И получал неизменный ответ:
- Гениально!
<...> при первом же выступлении читал с явным удовольствием и уверенностью крупного мастера. А этих выступлений и чтений было без пределов». [5: 658]
В театрализации футуристами творческого процесса и творческого поведения значение
H. Евреинова трудно переоценить: творческий акт превращался ими в зрелище, рассчитанное на живой контакт с аудиторией и активное ее восприятие; и в выступлениях на публике поэт становился «зрелищем», своего рода «театром». Знаменитое турне футуристов по России конца 1913-го - начала 1914-го года - это тоже своеобразный театр: театр как форма творческого поведения, по самой сути своей близкий площадному театру.
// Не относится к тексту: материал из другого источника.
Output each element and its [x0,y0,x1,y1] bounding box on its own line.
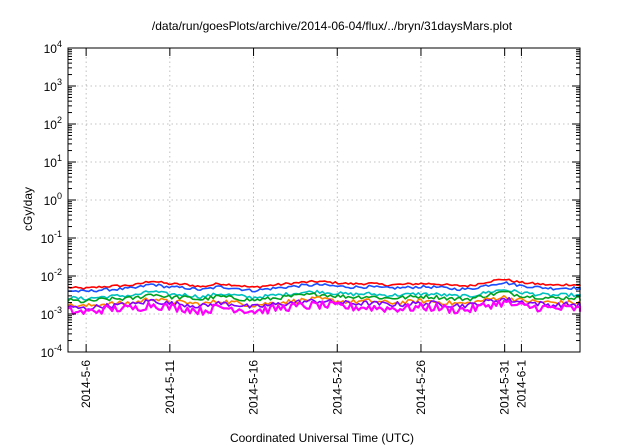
y-tick-label: 104 [44,39,62,56]
x-tick-label: 2014-5-11 [163,360,177,414]
y-axis: 10-4 10-3 10-2 10-1 100 101 102 103 104 [41,39,580,360]
x-tick-label: 2014-5-6 [79,360,93,408]
series-group [67,278,582,316]
series-line [67,299,582,316]
y-tick-label: 103 [44,77,62,94]
y-tick-label: 10-3 [41,305,62,322]
x-tick-label: 2014-6-1 [514,360,528,408]
series-line [67,278,581,290]
chart-title: /data/run/goesPlots/archive/2014-06-04/f… [152,19,513,33]
y-axis-label: cGy/day [21,187,35,231]
x-tick-label: 2014-5-21 [330,360,344,415]
y-tick-label: 101 [44,153,62,170]
series-line [67,281,581,293]
x-axis: 2014-5-6 2014-5-11 2014-5-16 2014-5-21 2014-… [79,48,528,415]
x-tick-label: 2014-5-16 [247,360,261,415]
y-tick-label: 10-1 [41,229,62,246]
y-tick-label: 10-4 [41,343,62,360]
y-tick-label: 100 [44,191,62,208]
x-tick-label: 2014-5-31 [498,360,512,415]
x-axis-label: Coordinated Universal Time (UTC) [230,431,414,445]
y-tick-label: 10-2 [41,267,62,284]
x-tick-label: 2014-5-26 [414,360,428,415]
series-line [67,289,581,301]
series-line [67,296,581,311]
y-tick-label: 102 [44,115,62,132]
series-line [67,290,581,304]
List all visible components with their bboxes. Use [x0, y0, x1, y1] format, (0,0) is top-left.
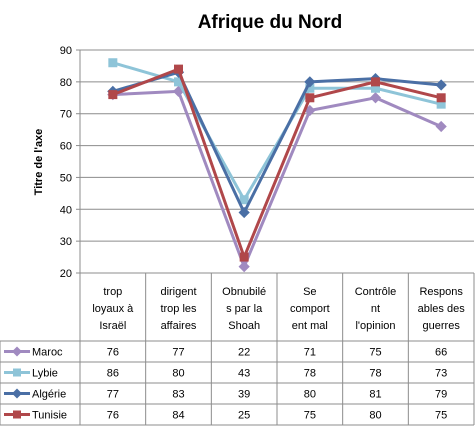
category-label: trop: [103, 286, 122, 298]
category-label: Israël: [99, 320, 126, 332]
y-tick-label: 20: [60, 268, 72, 280]
legend-marker: [13, 368, 21, 377]
data-point: [371, 83, 380, 93]
y-tick-label: 90: [60, 45, 72, 57]
table-cell-value: 80: [172, 368, 184, 380]
table-cell-value: 22: [238, 347, 250, 359]
table-cell-value: 71: [304, 347, 316, 359]
data-table: trop loyaux à Israël dirigent trop les affair…: [0, 273, 475, 426]
series-line: [112, 70, 442, 214]
legend-marker: [12, 346, 22, 357]
table-cell-value: 75: [304, 410, 316, 422]
legend-key: [4, 388, 30, 399]
table-cell-value: 25: [238, 410, 250, 422]
legend-key: [4, 410, 30, 419]
table-cell-value: 86: [107, 368, 119, 380]
data-point: [371, 77, 380, 87]
category-label: Respons: [419, 286, 463, 298]
legend-label: Maroc: [32, 347, 63, 359]
table-cell-value: 43: [238, 368, 250, 380]
legend-marker: [12, 388, 22, 399]
table-cell-value: 79: [435, 389, 447, 401]
table-cell-value: 73: [435, 368, 447, 380]
data-point: [239, 195, 249, 205]
y-tick-label: 40: [60, 204, 72, 216]
data-point: [108, 58, 118, 68]
table-cell-value: 78: [304, 368, 316, 380]
y-tick-label: 30: [60, 236, 72, 248]
category-label: l'opinion: [355, 320, 395, 332]
category-label: affaires: [161, 320, 197, 332]
data-point: [435, 79, 447, 91]
data-point: [305, 93, 315, 103]
table-cell-value: 75: [369, 347, 381, 359]
table-cell-value: 84: [172, 410, 184, 422]
legend-label: Algérie: [32, 389, 66, 401]
data-point: [174, 64, 183, 74]
table-cell-value: 39: [238, 389, 250, 401]
table-cell-value: 81: [369, 389, 381, 401]
table-cell-value: 76: [107, 347, 119, 359]
data-point: [238, 261, 250, 273]
category-label: ables des: [418, 303, 466, 315]
category-label: guerres: [423, 320, 461, 332]
data-point: [304, 76, 316, 88]
legend-marker: [13, 410, 21, 419]
legend-key: [4, 346, 30, 357]
y-tick-labels: 20 30 40 50 60 70 80 90: [60, 45, 72, 280]
data-point: [305, 83, 315, 93]
series-line: [112, 89, 442, 269]
y-tick-label: 60: [60, 141, 72, 153]
series-lines: [107, 58, 447, 273]
data-point: [239, 252, 249, 262]
data-point: [174, 77, 183, 87]
data-point: [436, 99, 446, 109]
data-point: [436, 93, 446, 103]
y-tick-label: 70: [60, 109, 72, 121]
data-point: [108, 90, 118, 100]
legend-label: Lybie: [32, 368, 58, 380]
legend-label: Tunisie: [32, 410, 67, 422]
category-label: nt: [371, 303, 380, 315]
data-point: [369, 92, 382, 104]
table-cell-value: 77: [172, 347, 184, 359]
category-label: Shoah: [228, 320, 260, 332]
data-point: [435, 120, 447, 133]
category-label: Obnubilé: [222, 286, 266, 298]
table-cell-value: 76: [107, 410, 119, 422]
table-cell-value: 75: [435, 410, 447, 422]
legend-key: [4, 368, 30, 377]
category-label: comport: [290, 303, 330, 315]
table-cell-value: 83: [172, 389, 184, 401]
table-cell-value: 80: [304, 389, 316, 401]
category-label: loyaux à: [92, 303, 134, 315]
table-cell-value: 78: [369, 368, 381, 380]
series-line: [112, 67, 442, 259]
category-label: Contrôle: [355, 286, 397, 298]
category-label: ent mal: [292, 320, 328, 332]
category-label: s par la: [226, 303, 263, 315]
table-cell-value: 77: [107, 389, 119, 401]
y-tick-label: 50: [60, 172, 72, 184]
category-label: trop les: [160, 303, 197, 315]
y-axis-label: Titre de l'axe: [33, 129, 45, 196]
chart-title: Afrique du Nord: [198, 12, 343, 33]
category-label: Se: [303, 286, 316, 298]
table-cell-value: 66: [435, 347, 447, 359]
data-point: [238, 206, 250, 219]
table-cell-value: 80: [369, 410, 381, 422]
y-tick-label: 80: [60, 77, 72, 89]
category-label: dirigent: [160, 286, 196, 298]
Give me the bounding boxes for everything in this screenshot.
Особое значение при этом приобретали футуристический грим и футуристический костюм, подобные театральным, даже превосходившие их по части зрелищности и эпатажа, хотя превзойти того же Н. Евреинова в вопросах декоративности было трудно, если вообще возможно. Во многом это объяснялось удачным выбором художников, с которыми он сотрудничал. Так, известно, что на протяжении нескольких лет Евреинов работал с необычайно талантливым художником их круга «Мира искусства» Н. калмаковым. Несмотря на то что искусство калмакова для футуристов были тем самым «прошлым», с которым они без сожаления расставались или, опять же без сожаления, расправлялись, тем не менее, борьба за зрелищность и декоративность за пределами театра и в театре шла на равных. Футуристический балаган с непременными его атрибутами - футуристическим костюмом и гримом - встраивался в реальность, устанавливая с нею прямой, непосредственный контакт с целью ее обновления и преображения; достигнутый же футуристами эффект театрализации жизни требовал, что называется, «обратного хода», возвращения к источнику - театру, нуждавшемуся, как и все искусство, в обновлении. И оно было осуществлено в футуристическом театре «Будетлянин» (1913), для которого идеи Н. Евреинова, его философия театра послужили прочным основанием; они же задали вектор дальнейших театральных поисков футуристов от просто зрелища к зрелищу преображенному, но это уже тема другого исследования.
Литература
I. Евреинов Н. Театр для себя: В 3-х ч.: Ч. II. Птг., 1916.
2. Евреинов Н.Н. Театр как таковой. М., 1923.
3. Зноско-Боровский Е.А. Русский театр начала ХХ века. Прага, 1925.
4. Каменский В. Книга о Евреинове. Пг., 1917.
5. Поэзия русского футуризма / Вступ. ст. В.Н. Альфонсова, сост. и подгот. текста В.Н. Альфонсова и С.Р. Кра-сицкого. СПб., 1999. 752 с.
6. Семкин А.Д. Театр для себя Николая Евреинова // Нева. СПб., 2005. № 7.
7. Смирнов И.П. Смысл как таковой. СПб., 2001. 346 с.
8. Хлебников В. Собрание произведений в 5-ти т. Т. 5. Л., 1933.